Commodities | Jul 08 2014

By Greg Peel

While the spot market might be the point of focus for global uranium trade, the reality is real end-users buy almost exclusively on longer term contracts with real producers, only entering the spot market for small parcels when necessary. Intermediaries act as go-betweens but spot markets also need active interest from speculators to provide liquidity.

There was little speculative interest in uranium prior to China’s emergence in the 2000’s, which coincided with a greater global acknowledgement of carbon emission issues. Speculators then decided uranium was a commodity with a future and in they piled. There followed a bubble and bust, but it was the Fukushima accident in 2011 which slowly killed off speculative interest once more.

Not only have the speculators left the building, but intermediaries have given the game away as well. While the exit of Goldman Sachs and Deutsche Bank from the market was prompted by changes to Fed regulations with regard investment bank commodity trading and warehousing, lack of market activity would have made the decision an easier one. Intermediaries remain, but the wind is certainly out of the market’s sails.

While it was understandable that nuclear utilities should postpone their purchases and inventory rebuilds until the fate of the Japanese nuclear industry, and extensive Japanese uranium inventory, was known, it was always assumed they would eventually have to restock. And new nuclear plants, such as those in China, would need initial material. However, it appears operations are well covered at present by existing supply contracts and inventory stockpiles that have yet to run down.

The result of lack of speculative interest, the loss of major intermediaries, no urgent utility demand and ongoing uncertainty surrounding Japanese reactor start-ups, has been a wallowing uranium market in the first half of 2014.

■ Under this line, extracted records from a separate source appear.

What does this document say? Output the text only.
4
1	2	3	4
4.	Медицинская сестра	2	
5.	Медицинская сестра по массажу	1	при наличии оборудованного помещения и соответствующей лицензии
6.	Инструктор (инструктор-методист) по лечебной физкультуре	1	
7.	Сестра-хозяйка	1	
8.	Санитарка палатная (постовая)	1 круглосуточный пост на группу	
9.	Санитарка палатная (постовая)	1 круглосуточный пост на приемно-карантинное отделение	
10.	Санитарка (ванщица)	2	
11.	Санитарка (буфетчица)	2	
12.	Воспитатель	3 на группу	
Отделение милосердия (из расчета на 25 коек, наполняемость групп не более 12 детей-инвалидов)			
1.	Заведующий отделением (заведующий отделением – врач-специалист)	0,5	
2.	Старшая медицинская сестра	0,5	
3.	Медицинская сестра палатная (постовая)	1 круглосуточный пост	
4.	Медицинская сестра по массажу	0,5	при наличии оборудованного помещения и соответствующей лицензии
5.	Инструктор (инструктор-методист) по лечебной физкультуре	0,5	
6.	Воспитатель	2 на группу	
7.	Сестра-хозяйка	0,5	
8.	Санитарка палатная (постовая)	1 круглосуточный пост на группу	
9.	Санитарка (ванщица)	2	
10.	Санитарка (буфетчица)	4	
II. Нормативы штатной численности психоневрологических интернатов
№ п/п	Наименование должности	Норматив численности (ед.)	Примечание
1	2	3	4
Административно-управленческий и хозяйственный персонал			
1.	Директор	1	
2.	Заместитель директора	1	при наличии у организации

Industry consultant TradeTech’s spot price indicator was set at US$28.20/lb at the end of June, down US5c from May and down from US$34/lb at the beginning of 2014. The last three months have at least brought more stability to the spot price, but excess production is meeting a lack of buyer interest and price upside at this stage seems illusory. Current prices were last seen in 2005.

Activity in the spot market in June totalled just over 2mlbs of U3O8 equivalent in seventeen transactions, 500,000lbs lower than in May. Volume for the six months to June totalled 16.1mlbs compared to 19.9mlbs traded in the same period last year.

Activity has picked up slightly in the term market, albeit nothing to write home about at this stage. Despite low prices, utilities are by no means in a rush. Indeed, TradeTech has this month kept its mid-term price indicator steady at US$31/lb but lowered its long-term price to $44/lb from $45/lb.

There is a glimmer of hope on the horizon. Leading Australian investment bank Macquarie Group is set to enter the market for the first time as an intermediary this month, filling some of the vacuum left by Goldman Sachs and Deutsche Bank. This appears a contrarian play on Macquarie’s part, anticipating the day, whenever it may come, when uranium prices start to pick up again.